First symptoms noted in the PSD group were low mood (25.0%) and hallucinations (25.0%) followed by paranoia (17.5%). NPMD participants first noted low mood (77.5%) followed by change in sleep patterns (30.0%) and anhedonia (30.0). 31.2% of our sample attributed early symptoms to stress (30.0% PSD, 32.5% NPMD, p=0.80). Significantly more participants with PSD reported uncertainty about the worst possible outcome (32.5% vs. 7.5%, p=0.005), while significantly more patients with NPMD feared that killing themselves could be the worst outcome (30.0% vs. 7.5%, p=0.009). 60.0% (60.0% PSD, 60.0% NPMD, p=1.0) believed that symptoms would go away on their own if left untreated. 22.4% of our sample (19.4% PSD, 25.0% NPMD, p=0.56) reported waiting to reach out for help because they thought symptoms would disappear. Participants reported waiting on average 12.3±24.8 weeks (12.89±31.74 PSD, 11.85±16.57 NPMD, p=0.86) before reaching out for help either in person or online. 32.5% of our sample (35% PSD, 30% NPMD, p=0.63) used the internet as their primary source for obtaining mental health related information. 76.5% of subjects (67.5% PSD, 85.0% NPMD, p=0.06) noticed changes in their social media habits during symptom emergence. 27.5% reported spending more time on social media (15.0% PSD, 40.0% NPMD, p=0.01) and 45.0% reported spending less time on social media (47.5% PSD, 42.5% NPMD, p=0.60). 30.0% of participants reported discussing their symptoms on social media (22.5% PSD, 37.5% NPMD, p=0.14). Participants with NPMD were non-significantly more likely to consult with a health care provider compared to PSD participants (22.5% vs. 10.0%, p=0.13).

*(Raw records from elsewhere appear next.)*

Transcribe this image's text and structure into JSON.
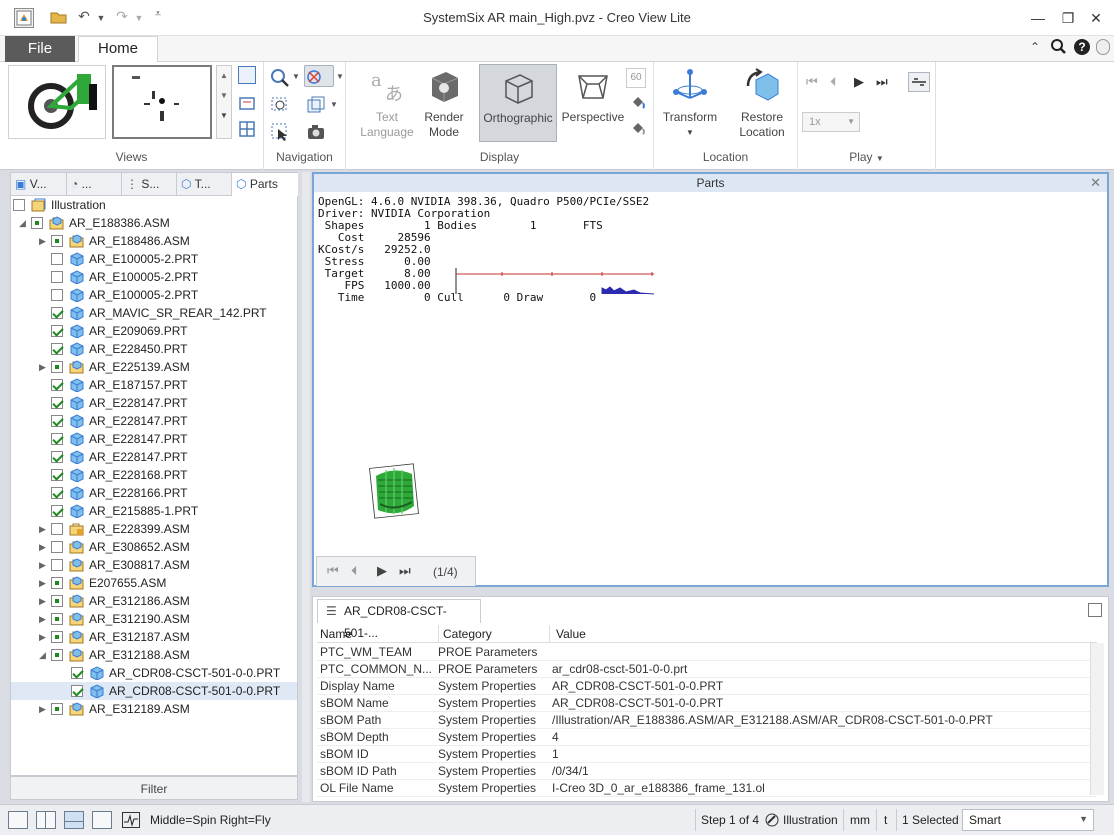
{
  "window": {
    "title": "SystemSix AR main_High.pvz - Creo View Lite"
  },
  "menu": {
    "file": "File",
    "home": "Home"
  },
  "ribbon": {
    "groups": {
      "views": "Views",
      "navigation": "Navigation",
      "display": "Display",
      "location": "Location",
      "play": "Play"
    },
    "text_language": [
      "Text",
      "Language"
    ],
    "render_mode": [
      "Render",
      "Mode"
    ],
    "orthographic": "Orthographic",
    "perspective": "Perspective",
    "fps_box": "60",
    "transform": "Transform",
    "restore_location": [
      "Restore",
      "Location"
    ],
    "speed": "1x"
  },
  "left_tabs": [
    "V...",
    "...",
    "S...",
    "T...",
    "Parts"
  ],
  "tree": [
    {
      "label": "Illustration",
      "level": 0,
      "exp": "",
      "chk": "",
      "icon": "illustration"
    },
    {
      "label": "AR_E188386.ASM",
      "level": 0,
      "exp": "open",
      "chk": "part",
      "icon": "asm"
    },
    {
      "label": "AR_E188486.ASM",
      "level": 1,
      "exp": "closed",
      "chk": "part",
      "icon": "asm"
    },
    {
      "label": "AR_E100005-2.PRT",
      "level": 1,
      "exp": "",
      "chk": "off",
      "icon": "prt"
    },
    {
      "label": "AR_E100005-2.PRT",
      "level": 1,
      "exp": "",
      "chk": "off",
      "icon": "prt"
    },
    {
      "label": "AR_E100005-2.PRT",
      "level": 1,
      "exp": "",
      "chk": "off",
      "icon": "prt"
    },
    {
      "label": "AR_MAVIC_SR_REAR_142.PRT",
      "level": 1,
      "exp": "",
      "chk": "on",
      "icon": "prt"
    },
    {
      "label": "AR_E209069.PRT",
      "level": 1,
      "exp": "",
      "chk": "on",
      "icon": "prt"
    },
    {
      "label": "AR_E228450.PRT",
      "level": 1,
      "exp": "",
      "chk": "on",
      "icon": "prt"
    },
    {
      "label": "AR_E225139.ASM",
      "level": 1,
      "exp": "closed",
      "chk": "part",
      "icon": "asm"
    },
    {
      "label": "AR_E187157.PRT",
      "level": 1,
      "exp": "",
      "chk": "on",
      "icon": "prt"
    },
    {
      "label": "AR_E228147.PRT",
      "level": 1,
      "exp": "",
      "chk": "on",
      "icon": "prt"
    },
    {
      "label": "AR_E228147.PRT",
      "level": 1,
      "exp": "",
      "chk": "on",
      "icon": "prt"
    },
    {
      "label": "AR_E228147.PRT",
      "level": 1,
      "exp": "",
      "chk": "on",
      "icon": "prt"
    },
    {
      "label": "AR_E228147.PRT",
      "level": 1,
      "exp": "",
      "chk": "on",
      "icon": "prt"
    },
    {
      "label": "AR_E228168.PRT",
      "level": 1,
      "exp": "",
      "chk": "on",
      "icon": "prt"
    },
    {
      "label": "AR_E228166.PRT",
      "level": 1,
      "exp": "",
      "chk": "on",
      "icon": "prt"
    },
    {
      "label": "AR_E215885-1.PRT",
      "level": 1,
      "exp": "",
      "chk": "on",
      "icon": "prt"
    },
    {
      "label": "AR_E228399.ASM",
      "level": 1,
      "exp": "closed",
      "chk": "off",
      "icon": "asmlock"
    },
    {
      "label": "AR_E308652.ASM",
      "level": 1,
      "exp": "closed",
      "chk": "off",
      "icon": "asm"
    },
    {
      "label": "AR_E308817.ASM",
      "level": 1,
      "exp": "closed",
      "chk": "off",
      "icon": "asm"
    },
    {
      "label": "E207655.ASM",
      "level": 1,
      "exp": "closed",
      "chk": "part",
      "icon": "asm"
    },
    {
      "label": "AR_E312186.ASM",
      "level": 1,
      "exp": "closed",
      "chk": "part",
      "icon": "asm"
    },
    {
      "label": "AR_E312190.ASM",
      "level": 1,
      "exp": "closed",
      "chk": "part",
      "icon": "asm"
    },
    {
      "label": "AR_E312187.ASM",
      "level": 1,
      "exp": "closed",
      "chk": "part",
      "icon": "asm"
    },
    {
      "label": "AR_E312188.ASM",
      "level": 1,
      "exp": "open",
      "chk": "part",
      "icon": "asm"
    },
    {
      "label": "AR_CDR08-CSCT-501-0-0.PRT",
      "level": 2,
      "exp": "",
      "chk": "on",
      "icon": "prt"
    },
    {
      "label": "AR_CDR08-CSCT-501-0-0.PRT",
      "level": 2,
      "exp": "",
      "chk": "on",
      "icon": "prt",
      "selected": true
    },
    {
      "label": "AR_E312189.ASM",
      "level": 1,
      "exp": "closed",
      "chk": "part",
      "icon": "asm"
    }
  ],
  "filter": "Filter",
  "parts_panel": {
    "title": "Parts",
    "stats": "OpenGL: 4.6.0 NVIDIA 398.36, Quadro P500/PCIe/SSE2\nDriver: NVIDIA Corporation\n Shapes         1 Bodies        1       FTS\n   Cost     28596\nKCost/s   29252.0\n Stress      0.00\n Target      8.00\n    FPS   1000.00\n   Time         0 Cull      0 Draw       0",
    "step_counter": "(1/4)"
  },
  "properties": {
    "tab": "AR_CDR08-CSCT-501-...",
    "columns": [
      "Name",
      "Category",
      "Value"
    ],
    "rows": [
      [
        "PTC_WM_TEAM",
        "PROE Parameters",
        ""
      ],
      [
        "PTC_COMMON_N...",
        "PROE Parameters",
        "ar_cdr08-csct-501-0-0.prt"
      ],
      [
        "Display Name",
        "System Properties",
        "AR_CDR08-CSCT-501-0-0.PRT"
      ],
      [
        "sBOM Name",
        "System Properties",
        "AR_CDR08-CSCT-501-0-0.PRT"
      ],
      [
        "sBOM Path",
        "System Properties",
        "/Illustration/AR_E188386.ASM/AR_E312188.ASM/AR_CDR08-CSCT-501-0-0.PRT"
      ],
      [
        "sBOM Depth",
        "System Properties",
        "4"
      ],
      [
        "sBOM ID",
        "System Properties",
        "1"
      ],
      [
        "sBOM ID Path",
        "System Properties",
        "/0/34/1"
      ],
      [
        "OL File Name",
        "System Properties",
        "I-Creo 3D_0_ar_e188386_frame_131.ol"
      ]
    ]
  },
  "status": {
    "mouse": "Middle=Spin  Right=Fly",
    "step": "Step 1 of 4",
    "illustration": "Illustration",
    "units": "mm",
    "t": "t",
    "selected": "1 Selected",
    "mode": "Smart"
  },
  "colors": {
    "accent": "#7aa6d6",
    "highlight": "#ffff00",
    "part_green": "#2fa83a"
  }
}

Participants with NPMD were primarily interested in obtaining information on how to stop symptoms (40.0% vs. 13.5%, p=0.01), while youth with PSD were more commonly interested in what caused their symptoms (21.6% vs. 15.0%, p=0.45). Numerically more patients with PSD (42.9% vs. 25.0%, p=0.10) stated that they would prefer receiving mental health information via the internet. Altogether, 63.6% of participants (64.9% PSD, 62.5% NPMD, p=0.83) were amenable to a mental health clinician proactively reaching out to them via social media during symptom emergence prior to initiating psychiatric care. 74.3% of participants (78.4% PSD, 70.0% NPMD, p=0.40) liked the idea of obtaining help/advise from a professional via social media.

Discussion

Despite the severity and chronicity of severe psychotic disorders, DUP continues to be alarmingly high15 and pathways to care remain suboptimal in clinical practice.16 The internet and social media provide an unprecedented opportunity to supplement and potentially transform early intervention services, especially for adolescents and young adults who are both the highest utilizers of social media and the internet and at the greatest risk for the emergence of a psychotic disorder. This is the first study to explore the impact and potential utility of social media in pathways to care for youth with psychotic spectrum disorders. Our data suggest that online resources, such as Google, Facebook and Twitter, are intricately intertwined with the daily lives of young people experiencing the early stages of a psychotic or non-psychotic mood disorder. Additionally, our findings indicate that information gathered from these resources by youth impacted by mental illness plays an important role in the initiation of help seeking by influencing an individual’s understanding of symptoms and informing their decisions to seek care. Finally, our data suggest that outreach and engagement efforts initiated by mental health clinicians via social media would be an acceptable and well-received, novel approach to connect with youth experiencing early phase illness.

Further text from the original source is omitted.